I was expecting a little more character development from Rodriguez. In the beginning of the book, I confused Emily and Elizabeth a lot. Differentiating the two becomes easier as the book moves along, but it is annoying to confuse characters. I liked how Emily Delgado was characterized, but boy... I had problems with Elizabeth Davis. From the synopsis, I was expecting someone a little more rough around the edges, but she didn't really appear that way to me. I kind of thought of her anger as fluff instead of real anger. I really thought there would be more to her than what Rodriguez includes.

That being said, there are many great things about this novel, and I applaud Rodriguez for its creation. First of all, there are so many diverse characters in this book. Rodriguez includes Latino characters and culture in this book, which is something I've yet to come across in the YA books I've read. Secondly, I love the integration of Emily Dickinson's poetry. Emily Dickinson is an important piece of American history, and seeing how lines from her poems relate to the plot is awe-inspiring. I can only hope that teens will be more likely to go to the library and read Dickinson's poems after reading this book.

Overall, When Reason Breaks is an enjoyable read, especially if you are a fan of Emily Dickinson or retellings. There are some minor flaws, but there are also some really great moments that overshadow most of the flaws. I hope that readers will take something away from those great moments.

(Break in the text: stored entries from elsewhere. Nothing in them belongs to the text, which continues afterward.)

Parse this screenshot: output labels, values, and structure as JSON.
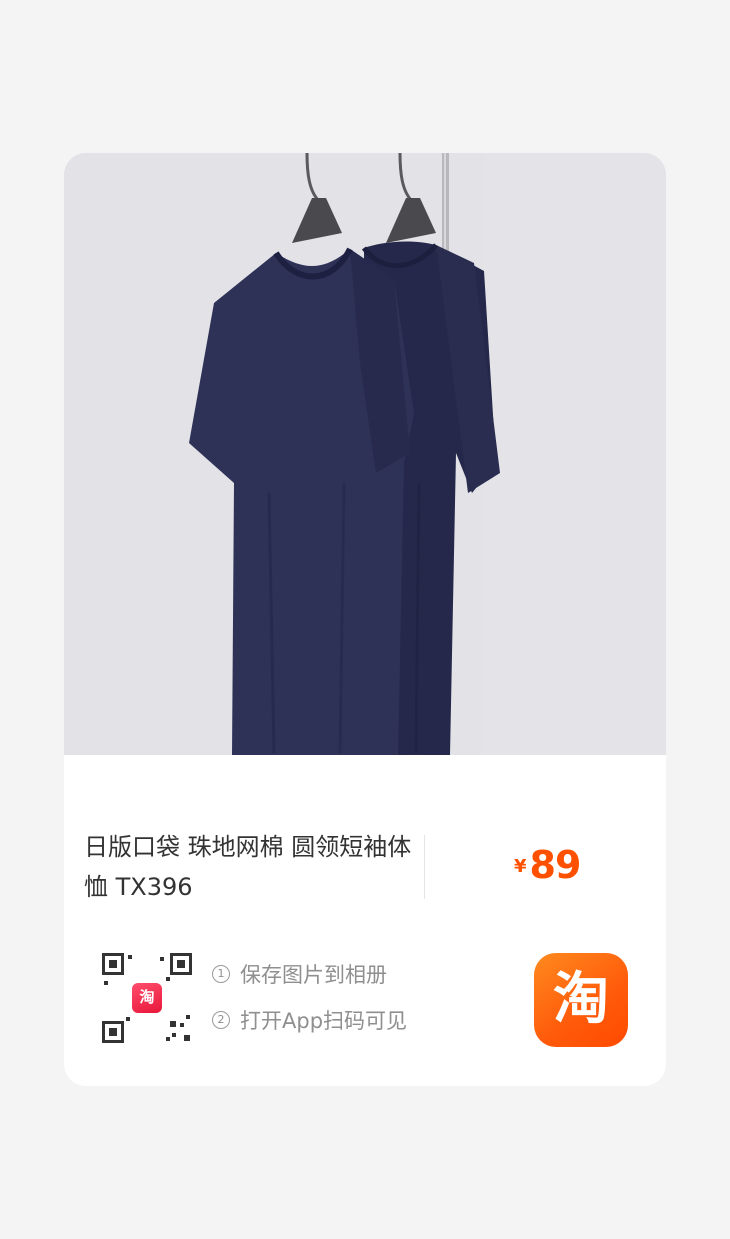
{
  "product": {
    "title": "日版口袋 珠地网棉 圆领短袖体恤 TX396",
    "currency": "¥",
    "price": "89",
    "price_color": "#ff5000"
  },
  "share": {
    "qr_badge_text": "淘",
    "steps": [
      {
        "num": "1",
        "text": "保存图片到相册"
      },
      {
        "num": "2",
        "text": "打开App扫码可见"
      }
    ],
    "app_icon_text": "淘",
    "app_icon_color": "#ff5a0a"
  },
  "image": {
    "subject": "navy t-shirts on hangers",
    "garment_color": "#2b2f52"
  }
}
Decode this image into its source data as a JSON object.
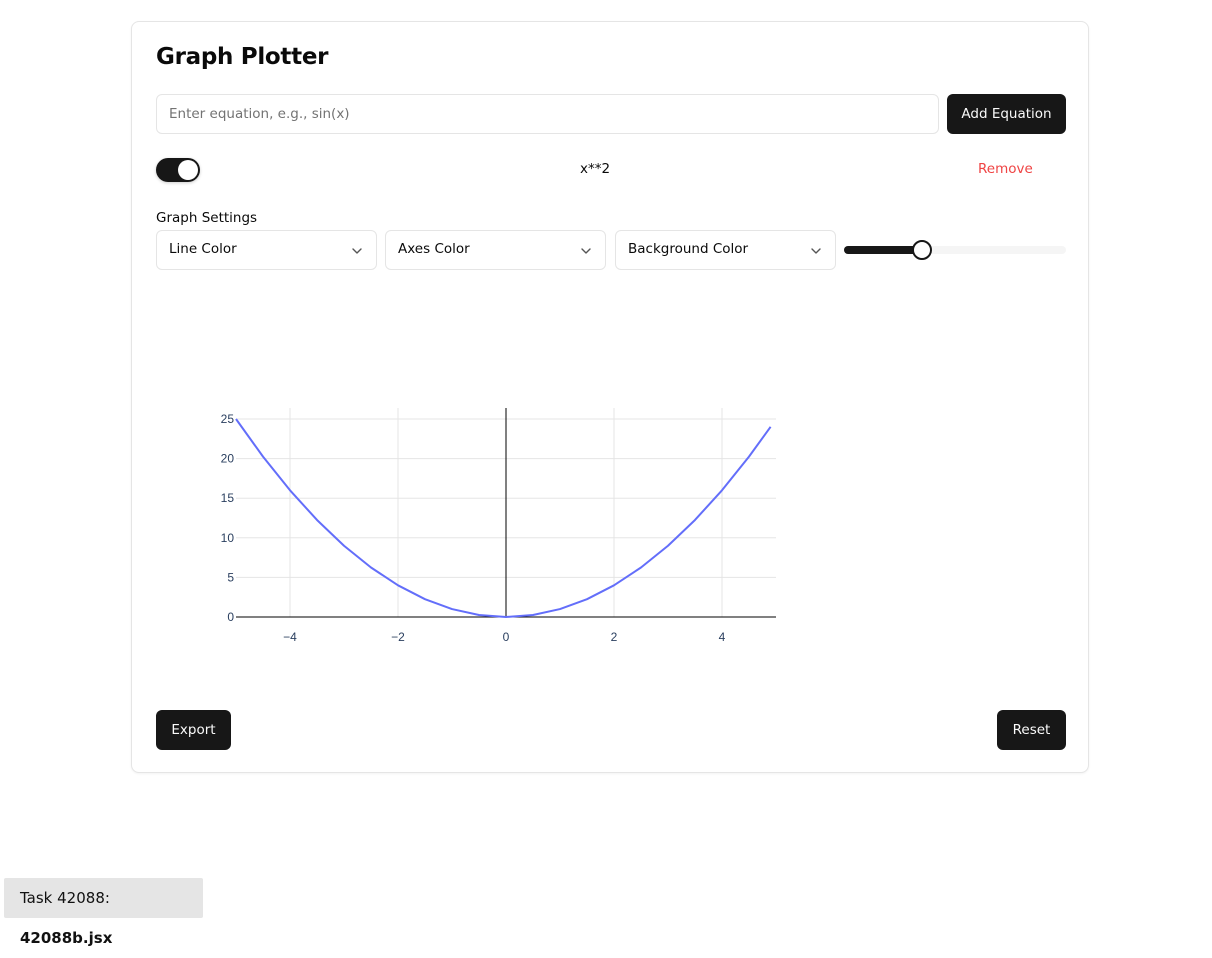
{
  "app": {
    "title": "Graph Plotter"
  },
  "equation_input": {
    "value": "",
    "placeholder": "Enter equation, e.g., sin(x)"
  },
  "buttons": {
    "add_equation": "Add Equation",
    "export": "Export",
    "reset": "Reset"
  },
  "equations": [
    {
      "expression": "x**2",
      "enabled": true,
      "remove_label": "Remove"
    }
  ],
  "settings": {
    "label": "Graph Settings",
    "line_color_placeholder": "Line Color",
    "axes_color_placeholder": "Axes Color",
    "background_color_placeholder": "Background Color",
    "slider_value_fraction": 0.35
  },
  "colors": {
    "primary": "#171717",
    "remove": "#ef4444",
    "plot_line": "#636efa",
    "grid": "#e5e5e5"
  },
  "chart_data": {
    "type": "line",
    "title": "",
    "xlabel": "",
    "ylabel": "",
    "xlim": [
      -5,
      5
    ],
    "ylim": [
      0,
      25
    ],
    "x_ticks": [
      "−4",
      "−2",
      "0",
      "2",
      "4"
    ],
    "x_tick_values": [
      -4,
      -2,
      0,
      2,
      4
    ],
    "y_ticks": [
      "0",
      "5",
      "10",
      "15",
      "20",
      "25"
    ],
    "y_tick_values": [
      0,
      5,
      10,
      15,
      20,
      25
    ],
    "grid": true,
    "series": [
      {
        "x": [
          -5,
          -4.5,
          -4,
          -3.5,
          -3,
          -2.5,
          -2,
          -1.5,
          -1,
          -0.5,
          0,
          0.5,
          1,
          1.5,
          2,
          2.5,
          3,
          3.5,
          4,
          4.5,
          4.9
        ],
        "y": [
          25,
          20.25,
          16,
          12.25,
          9,
          6.25,
          4,
          2.25,
          1,
          0.25,
          0,
          0.25,
          1,
          2.25,
          4,
          6.25,
          9,
          12.25,
          16,
          20.25,
          24.01
        ]
      }
    ]
  },
  "footer": {
    "task_prefix": "Task 42088: ",
    "file_name": "42088b.jsx"
  }
}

Cindy L. Rodriguez is a former newspaper reporter turned public school teacher. She now teaches as a reading specialist at a Connecticut middle school but previously worked for the Hartford Courant and the Boston Globe. She and her young daughter live in Connecticut. When Reason Breaks is her debut novel. For more author information, click here.


  1. Seems like a very interesting book - Great review! But to be honest I've never read anything by Emily Dickinson...

    1. It's definitely interesting, and a pretty good read. And you actually don't have to have ever read anything by Emily Dickinson to read this book because the related poems are embedded in the book. It's definitely unique.

  2. I have only seen one other review from this book and that blogger loved it. It seems like at times it got a smidge confusing because of everything that happened at once. But aside from that it seems like a touching book, but not one that sinks in too deep.

    1. I haven't seen very many reviews of it. I'll have to look for some. It's a pretty good book, but it just wasn't the greatest.